I’m Canadian but most of my sales come from the United States.  For this reason, I use an American dictionary.  Of course, my word processor’s spell checker won’t catch everything.  I need to keep my eyes peeled for sentences like “John and I grabbed are coats and headed home.”  In the middle of a long rewrite, errors like this are easy to miss.  

Microsoft Word incorporates a grammar checker.  This works to ensure each sentence is grammatically correct.  Sometimes I bend the rules and compose an improper sentence because I like the effect.  The second draft is my first chance to reconsider this decision.  

Sentence and paragraph structure are inspected in the second draft.  Proper structure aids flow and this will be examined, in greater detail, later.

Dialogue will be scrutinized to ensure it advances the plot and conforms to the personality of the speaker.  It must appear natural, without promoting boredom.  

The overall structure of the chapter will be examined to determine what has been accomplished.  Every novel is composed of plot curves.  Most chapters include a problem that develops at the beginning and is resolved by the end.  If the problem is not solved, that might infer that the chapter is incomplete.  If too many problems are solved, the author might consider splitting the chapter into two.  Don’t get hung up on this; the problem could be that Mary has developed a pimple on her cheek.  The plot curve could end with her cancelling a date or using makeup to cover the imperfection.  Plot curves are plentiful and, usually, quite simple.
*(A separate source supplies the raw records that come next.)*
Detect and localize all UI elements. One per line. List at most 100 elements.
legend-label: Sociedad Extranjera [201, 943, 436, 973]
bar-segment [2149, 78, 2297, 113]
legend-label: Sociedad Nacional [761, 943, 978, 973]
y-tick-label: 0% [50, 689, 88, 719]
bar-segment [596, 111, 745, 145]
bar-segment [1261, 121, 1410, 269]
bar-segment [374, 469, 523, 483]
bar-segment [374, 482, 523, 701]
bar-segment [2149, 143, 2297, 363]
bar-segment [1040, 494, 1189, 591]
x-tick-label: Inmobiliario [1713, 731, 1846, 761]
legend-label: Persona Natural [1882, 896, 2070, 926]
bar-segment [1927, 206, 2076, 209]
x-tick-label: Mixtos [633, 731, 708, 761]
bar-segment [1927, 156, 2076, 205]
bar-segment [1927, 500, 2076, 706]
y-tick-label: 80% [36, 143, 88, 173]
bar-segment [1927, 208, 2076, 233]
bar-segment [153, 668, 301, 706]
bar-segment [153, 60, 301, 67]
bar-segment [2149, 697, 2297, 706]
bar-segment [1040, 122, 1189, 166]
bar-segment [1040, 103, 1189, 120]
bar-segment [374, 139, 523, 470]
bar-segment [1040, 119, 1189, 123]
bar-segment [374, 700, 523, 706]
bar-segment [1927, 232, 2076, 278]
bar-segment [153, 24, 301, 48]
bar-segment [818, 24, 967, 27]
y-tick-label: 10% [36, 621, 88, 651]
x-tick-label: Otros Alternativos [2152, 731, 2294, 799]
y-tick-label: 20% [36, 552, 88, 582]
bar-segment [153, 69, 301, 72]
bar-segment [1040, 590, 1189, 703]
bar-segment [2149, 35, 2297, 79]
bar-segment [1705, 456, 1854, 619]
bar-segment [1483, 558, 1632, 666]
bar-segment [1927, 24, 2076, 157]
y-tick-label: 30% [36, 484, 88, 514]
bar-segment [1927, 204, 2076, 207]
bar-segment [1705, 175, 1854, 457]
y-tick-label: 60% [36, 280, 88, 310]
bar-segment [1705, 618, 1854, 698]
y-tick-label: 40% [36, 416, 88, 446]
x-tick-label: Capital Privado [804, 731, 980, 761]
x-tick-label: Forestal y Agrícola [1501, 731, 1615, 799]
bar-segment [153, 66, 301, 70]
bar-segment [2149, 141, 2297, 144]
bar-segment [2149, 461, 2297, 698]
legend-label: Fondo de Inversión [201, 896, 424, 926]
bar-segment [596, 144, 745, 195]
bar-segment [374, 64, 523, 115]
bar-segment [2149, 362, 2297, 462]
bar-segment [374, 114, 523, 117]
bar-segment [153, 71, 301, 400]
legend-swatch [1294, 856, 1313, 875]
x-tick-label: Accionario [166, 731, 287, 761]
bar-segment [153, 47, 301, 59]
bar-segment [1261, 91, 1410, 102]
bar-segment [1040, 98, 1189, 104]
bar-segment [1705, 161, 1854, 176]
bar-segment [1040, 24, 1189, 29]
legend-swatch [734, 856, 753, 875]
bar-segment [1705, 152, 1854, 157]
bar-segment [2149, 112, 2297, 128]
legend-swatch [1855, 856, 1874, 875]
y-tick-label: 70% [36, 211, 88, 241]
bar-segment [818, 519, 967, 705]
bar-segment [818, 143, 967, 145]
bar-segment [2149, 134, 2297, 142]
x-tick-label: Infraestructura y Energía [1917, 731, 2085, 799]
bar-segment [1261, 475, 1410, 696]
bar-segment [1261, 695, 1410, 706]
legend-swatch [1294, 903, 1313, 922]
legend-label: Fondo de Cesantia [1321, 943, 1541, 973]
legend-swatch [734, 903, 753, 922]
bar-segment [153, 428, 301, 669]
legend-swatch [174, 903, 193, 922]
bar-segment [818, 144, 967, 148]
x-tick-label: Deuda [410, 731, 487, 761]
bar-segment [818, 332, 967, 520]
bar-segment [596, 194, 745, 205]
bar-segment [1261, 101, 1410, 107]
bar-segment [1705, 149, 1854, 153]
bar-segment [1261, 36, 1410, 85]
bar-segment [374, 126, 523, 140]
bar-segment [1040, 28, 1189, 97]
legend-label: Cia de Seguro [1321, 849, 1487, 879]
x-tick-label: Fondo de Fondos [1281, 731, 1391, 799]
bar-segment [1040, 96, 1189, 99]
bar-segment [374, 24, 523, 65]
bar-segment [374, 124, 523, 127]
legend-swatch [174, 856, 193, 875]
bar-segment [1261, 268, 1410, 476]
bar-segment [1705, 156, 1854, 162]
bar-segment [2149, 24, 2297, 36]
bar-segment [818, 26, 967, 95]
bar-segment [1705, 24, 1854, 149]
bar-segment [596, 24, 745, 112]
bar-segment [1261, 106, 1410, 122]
Often, in the first draft, words are repeated far too frequently.  As a general rule, avoid using the same word twice in the same sentence.  This rule does not strictly apply to words like the, is and he, but you should make the effort.  In the same vein, try to minimize repeated words within the same paragraph.  This is simply a matter of changing the sentence structure or replacing the offending word with one that has the same meaning.

Adverbs and adjectives can be overused.  If they appear too abundant, go over each sentence and delete those that add little value to the story.

Punctuation, to an extent, is checked by Microsoft Word.  Sadly, it does not cover the use of commas as well as I would like. The misuse of the simple comma is my greatest downfall.

Once my second draft is complete, the work is filed away and I continue on with the next section.  Several weeks later I will go over the chapter again.  The time lapse allows me to look at the work with fresh eyes.  When the book is finished I conduct a final edit of the entire novel.